I left Pascale well alone. I offered to leave but she asked me to stay, but I didn’t feel comfortable. From high on the sideboard a photograph of an uncle of Pascale’s, deceased twelve years previously, glared down at us, the span of his life indicated below his portrait. A formal photograph, possibly pre-war, celluloid collar, best suit, a hunted yet proud look that the peasantry used to affect for photographic events, his entire personality and life encapsulated into that single framed photograph. After that was taken he could have called it a day, history had taken its hostage.
The day of the funeral was cold and overcast. In the morning Pascale and her mother went to the hospital to see her father for the last time. Later his brother went and witnessed that everything had been done correctly and that he had seen the coffin sealed with smelted lead. The clothes I had brought for the trip were inappropriate for a funeral so I shaved, put on my only tie and stayed out of the way. Behind the farmhouse the local commune was building a twelve-storey high slab block of public housing. They had compulsorily purchased most of Pascale’s back garden to do it. I sat on a step at the back of the house and surveyed the scene. A small group of apple trees that had been at the end of the garden, stood unprotected in the middle of the site. They were at the mouth of an underground car park whose roof was the podium deck of the slab block. It was obvious they were coming down. They’d given up their last apples, dropped their last leaves. They were already incongruous and yet they still stood there. After their removal and the laying of the concrete and asphalt road, recollection of their existence would be an ever-increasing feat of memory. The village was changing. It had resisted change long enough but the old world was slowly passing. A world of trees and people with names.
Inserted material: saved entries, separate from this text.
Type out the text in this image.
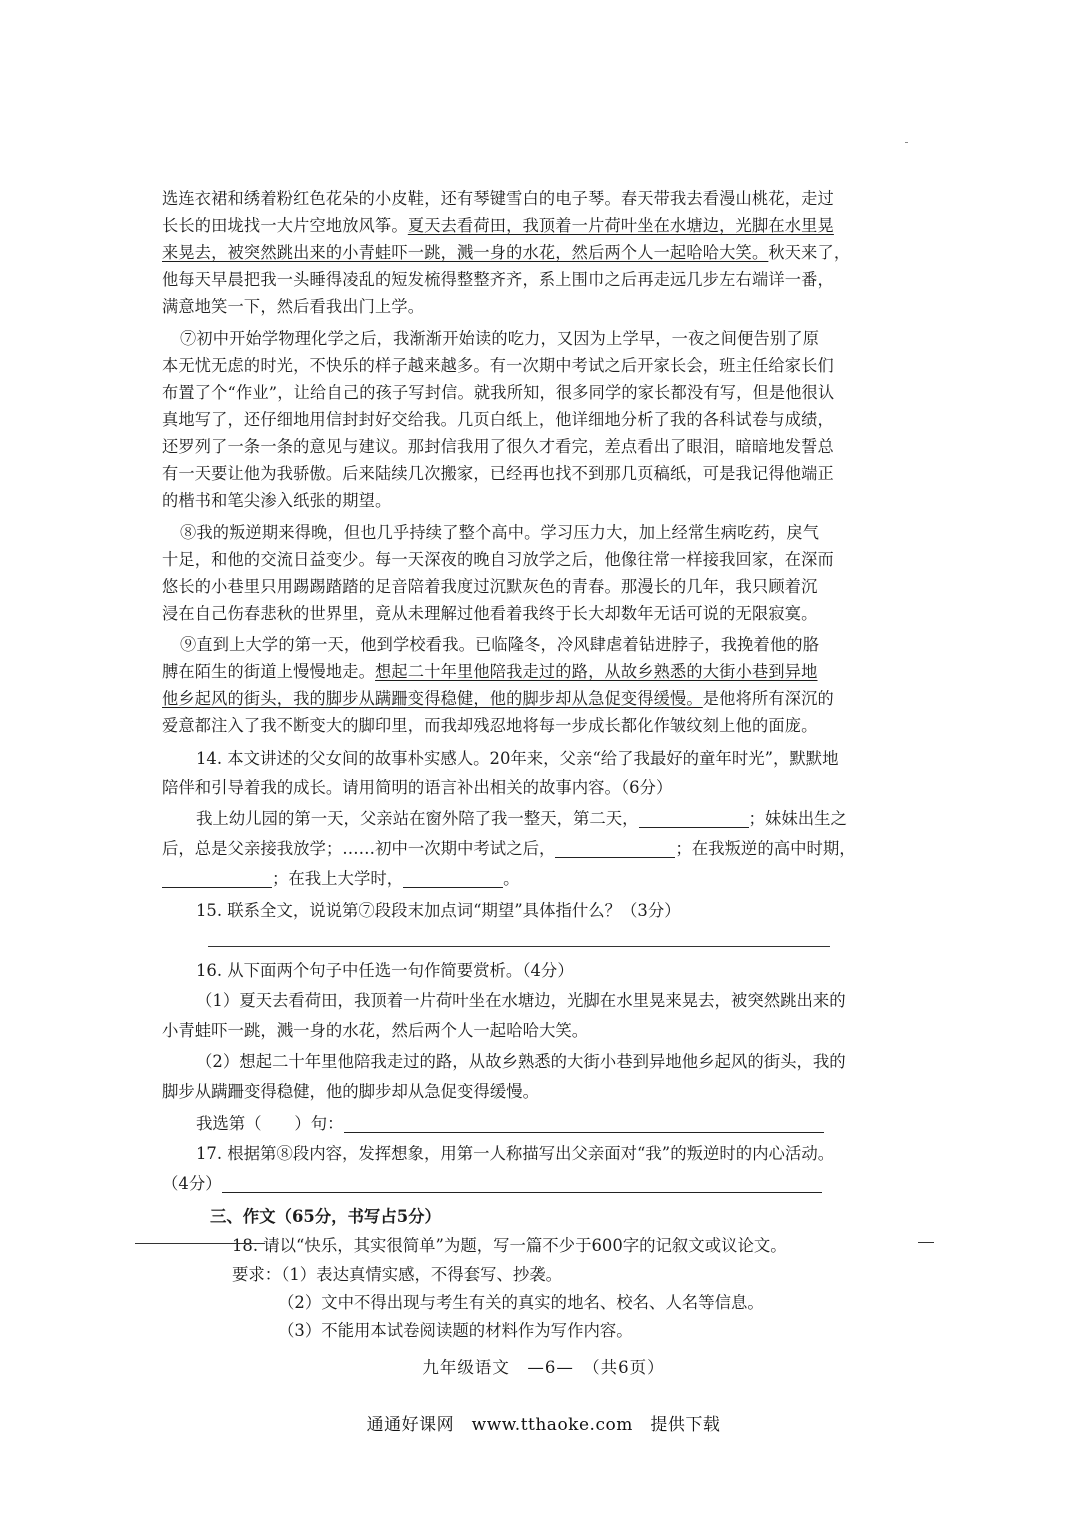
选连衣裙和绣着粉红色花朵的小皮鞋，还有琴键雪白的电子琴。春天带我去看漫山桃花，走过
长长的田垅找一大片空地放风筝。夏天去看荷田，我顶着一片荷叶坐在水塘边，光脚在水里晃
来晃去，被突然跳出来的小青蛙吓一跳，溅一身的水花，然后两个人一起哈哈大笑。秋天来了，
他每天早晨把我一头睡得凌乱的短发梳得整整齐齐，系上围巾之后再走远几步左右端详一番，
满意地笑一下，然后看我出门上学。
⑦初中开始学物理化学之后，我渐渐开始读的吃力，又因为上学早，一夜之间便告别了原
本无忧无虑的时光，不快乐的样子越来越多。有一次期中考试之后开家长会，班主任给家长们
布置了个“作业”，让给自己的孩子写封信。就我所知，很多同学的家长都没有写，但是他很认
真地写了，还仔细地用信封封好交给我。几页白纸上，他详细地分析了我的各科试卷与成绩，
还罗列了一条一条的意见与建议。那封信我用了很久才看完，差点看出了眼泪，暗暗地发誓总
有一天要让他为我骄傲。后来陆续几次搬家，已经再也找不到那几页稿纸，可是我记得他端正
的楷书和笔尖渗入纸张的期望。
⑧我的叛逆期来得晚，但也几乎持续了整个高中。学习压力大，加上经常生病吃药，戾气
十足，和他的交流日益变少。每一天深夜的晚自习放学之后，他像往常一样接我回家，在深而
悠长的小巷里只用踢踢踏踏的足音陪着我度过沉默灰色的青春。那漫长的几年，我只顾着沉
浸在自己伤春悲秋的世界里，竟从未理解过他看着我终于长大却数年无话可说的无限寂寞。
⑨直到上大学的第一天，他到学校看我。已临隆冬，冷风肆虐着钻进脖子，我挽着他的胳
膊在陌生的街道上慢慢地走。想起二十年里他陪我走过的路，从故乡熟悉的大街小巷到异地
他乡起风的街头，我的脚步从蹒跚变得稳健，他的脚步却从急促变得缓慢。是他将所有深沉的
爱意都注入了我不断变大的脚印里，而我却残忍地将每一步成长都化作皱纹刻上他的面庞。
14. 本文讲述的父女间的故事朴实感人。20年来，父亲“给了我最好的童年时光”，默默地
陪伴和引导着我的成长。请用简明的语言补出相关的故事内容。（6分）
我上幼儿园的第一天，父亲站在窗外陪了我一整天，第二天，	；妹妹出生之
后，总是父亲接我放学；……初中一次期中考试之后，	；在我叛逆的高中时期，
；在我上大学时，	。
15. 联系全文，说说第⑦段段末加点词“期望”具体指什么？（3分）
16. 从下面两个句子中任选一句作简要赏析。（4分）
（1）夏天去看荷田，我顶着一片荷叶坐在水塘边，光脚在水里晃来晃去，被突然跳出来的
小青蛙吓一跳，溅一身的水花，然后两个人一起哈哈大笑。
（2）想起二十年里他陪我走过的路，从故乡熟悉的大街小巷到异地他乡起风的街头，我的
脚步从蹒跚变得稳健，他的脚步却从急促变得缓慢。
我选第（　　）句：
17. 根据第⑧段内容，发挥想象，用第一人称描写出父亲面对“我”的叛逆时的内心活动。
（4分）
三、作文（65分，书写占5分）
18. 请以“快乐，其实很简单”为题，写一篇不少于600字的记叙文或议论文。
要求：（1）表达真情实感，不得套写、抄袭。
（2）文中不得出现与考生有关的真实的地名、校名、人名等信息。
（3）不能用本试卷阅读题的材料作为写作内容。
九年级语文　—6—　（共6页）
通通好课网　www.tthaoke.com　提供下载
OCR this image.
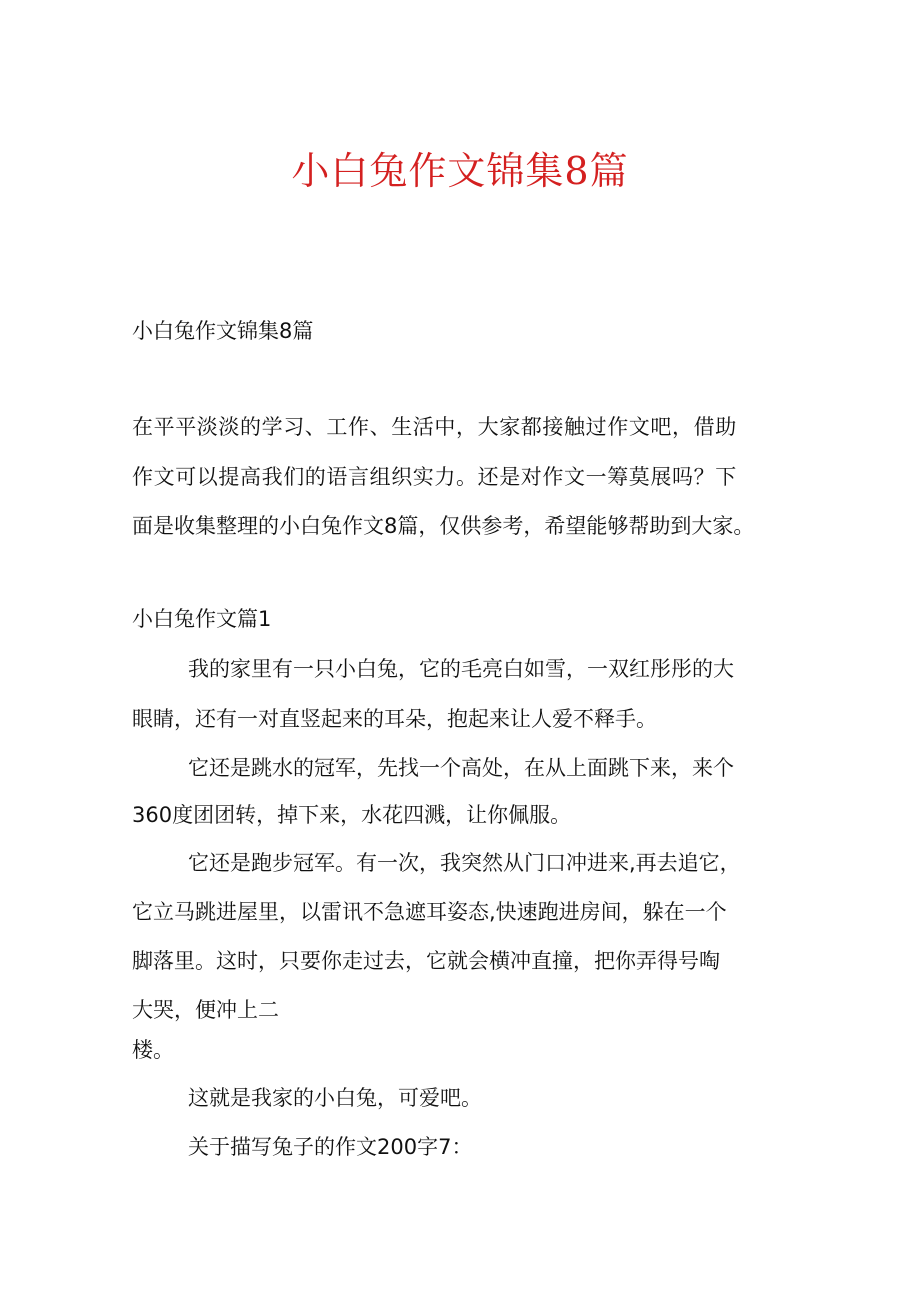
小白兔作文锦集8篇

小白兔作文锦集8篇

在平平淡淡的学习、工作、生活中，大家都接触过作文吧，借助

作文可以提高我们的语言组织实力。还是对作文一筹莫展吗？下

面是收集整理的小白兔作文8篇，仅供参考，希望能够帮助到大家。

小白兔作文篇1

我的家里有一只小白兔，它的毛亮白如雪，一双红彤彤的大

眼睛，还有一对直竖起来的耳朵，抱起来让人爱不释手。

它还是跳水的冠军，先找一个高处，在从上面跳下来，来个

360度团团转，掉下来，水花四溅，让你佩服。

它还是跑步冠军。有一次，我突然从门口冲进来,再去追它，

它立马跳进屋里，以雷讯不急遮耳姿态,快速跑进房间，躲在一个

脚落里。这时，只要你走过去，它就会横冲直撞，把你弄得号啕

大哭，便冲上二

楼。

这就是我家的小白兔，可爱吧。

关于描写兔子的作文200字7：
I walked back and saw from inside the house that the coffin had been erected on a trestle in the courtyard and that the mourners had begun to arrive. They went and spoke to Pascale and her mother and then went and stood in small groups. More and more people came until the garden seemed full. A priest arrived and a silence descended broken only by his voice as he spoke over the coffin. The pall bearers, old men with medals on their overcoats, struggled with the heavy rectangular, hardwood coffin - it looked as if it had been designed by the same guy that did the sideboard - and led the mourners back down the garden to where the entrance gates had been left open. Pascale and her mother and the immediate family were at the front. Pascale was wearing a simple black skirt which she must have had long before she first came to England, probably before she’d even left the village. It must have been waiting in the wardrobe for her touch for many years - the Pascale I’d never known, and I wondered as I watched her what happened to turn her into the one I did.